I've been dealing with issues of pain in my right arm, wrist, and hand for over 30 years. With this last flareup of Spondylolisthesis, I aggravated it all by supporting my body weight on canes and my walker. After the fact, I found out it is not a good idea to use the canes at all or the walker as a wheelchair, but the damage was already done. I could no longer do even simple self-care tasks using my right hand/arm.
Occupational therapy would hopefully assist with troubleshooting movement challenges with my arm and teach me other living skills I needed to learn. I had four somewhat productive visits.
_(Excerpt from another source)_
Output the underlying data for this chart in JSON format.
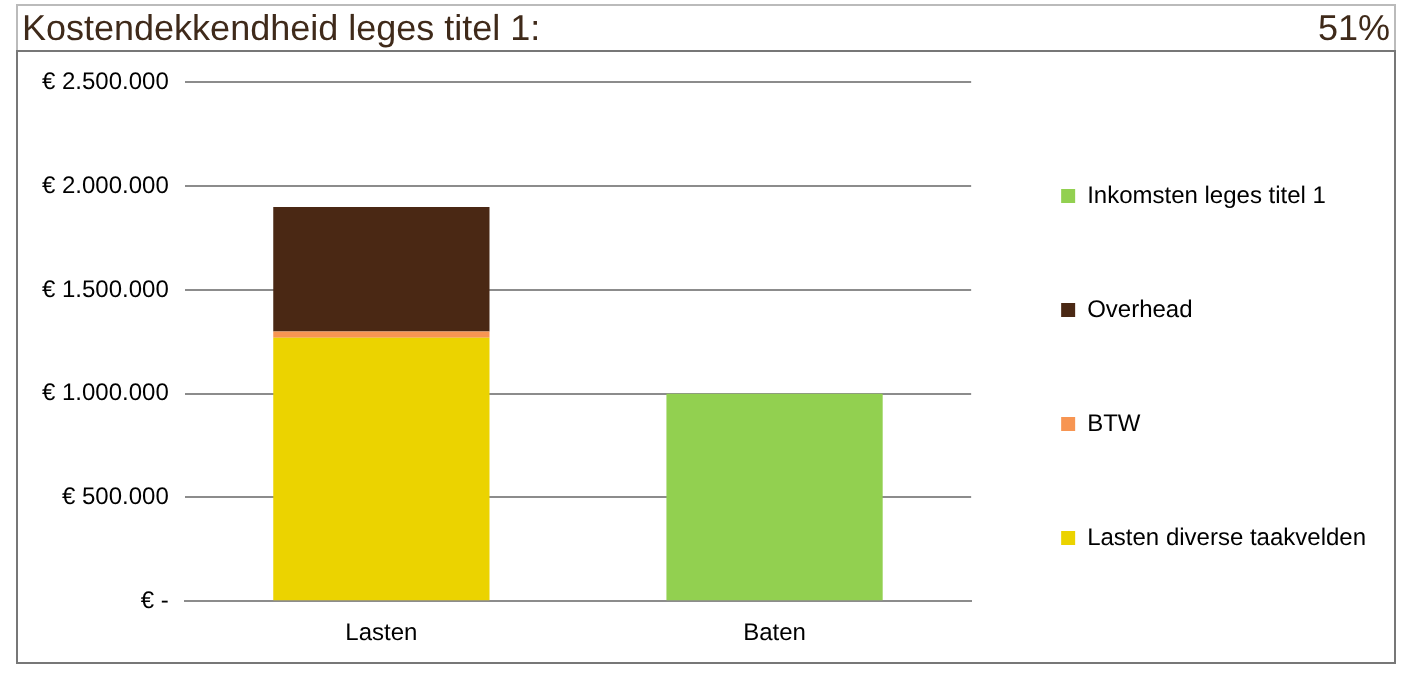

First, Brian informed me that my manual wheelchair could be lowered so my feet touch flat on the floor. All this time I've had it (got it from a donated equipment room at the local hospital), I had no idea. No wonder I didn't like it very much. Lowered, I can use my comfy seat cushion and backrest as well as pull myself along with my feet... and because the chair has brakes, it is less risky (less of a fall risk) to use the wheelchair at home vs. transferring on and off office chairs on wheels.
I told Brian where it hurts on my right shoulder when I lift my arm. He explained how the nerves connect, checked the alignment of my collar bone and other structure, and observed that my shoulder was out of alignment due to weak scapula muscles and possibly a rib dislocation. He gave me an exercise with a band for pulling back and strengthening these muscles.
On another visit, I told him when I raise my arms to reach for something, I get pain in my arm. He asked me to show him how I reach. I reach with my palms down. He told me to always reach up
higher than my elbows with my thumbs up. Palms down rotates the (right) shoulder in and pinches nerves. I don't know if my arm will get better, but at least I know how not to make it worse.
We also discussed during the four visits the many kitchen tasks I was having trouble doing and what adaptive equipment I could get to achieve these tasks. One major one is cutting things. Another was when my right arm hurts a lot, I needed to be able to do everything with one arm. Don't one-armed people have adaptive equipment they use?
I have ordered this cutting board because the posts will secure something round like a bowl for mixing, a jar for opening, or food to cut up, is off to the side, and the board also has (not shown in this image) spokes to put food on to hold it in place so you can cut it:
|CLICK HERE TO VIEW OR BUY|
Out of the different types of knives available, I chose this one. I won't have to rotate my hand to grip it nor will I have to push down from above.
|CLICK HERE TO VIEW OR BUY|
Note: Adaptive equipment is expensive because the manufacturers know people will pay more to have them. I balked at first, but then just ordered it all. I would really rather have someone who did all these tasks for me so I could save all my energy to do the exercises that will strengthen my body and do things I enjoy (like writing). Food prep, cooking, cleaning up after cooking, cleaning up the floor after cooking when I spill stuff, doing laundry, and cleaning, in general, have never been tasks I enjoy doing. Ask me to organize something, and I'll have some fun.
For more about how I adapted to trying to get the base on and off my Vitamix, go the previous blog post about Difficulty Swallowing.
An additional website Brian gave me (the one he looks for all his adaptive equipment on) is performancehealth.com.
And if I continue having trouble swallowing after 30 days on Proton Pump Inhibitors (PPIs), it may be a muscular issue. The GI doc had already told me this but couldn't tell me what to do about it. Brian told me speech therapists are trained to help with this. Thankfully, this same home health agency has speech therapists, too.
Postscript to the post Lessons from Physical Therapy: Tie a piece of stretch band to the outside of the door handle. Stretch band will not slip off like the last thing I tried. As I leave with the mobility scooter or wheelchair, pull the band over my shoulder which will close the door behind me.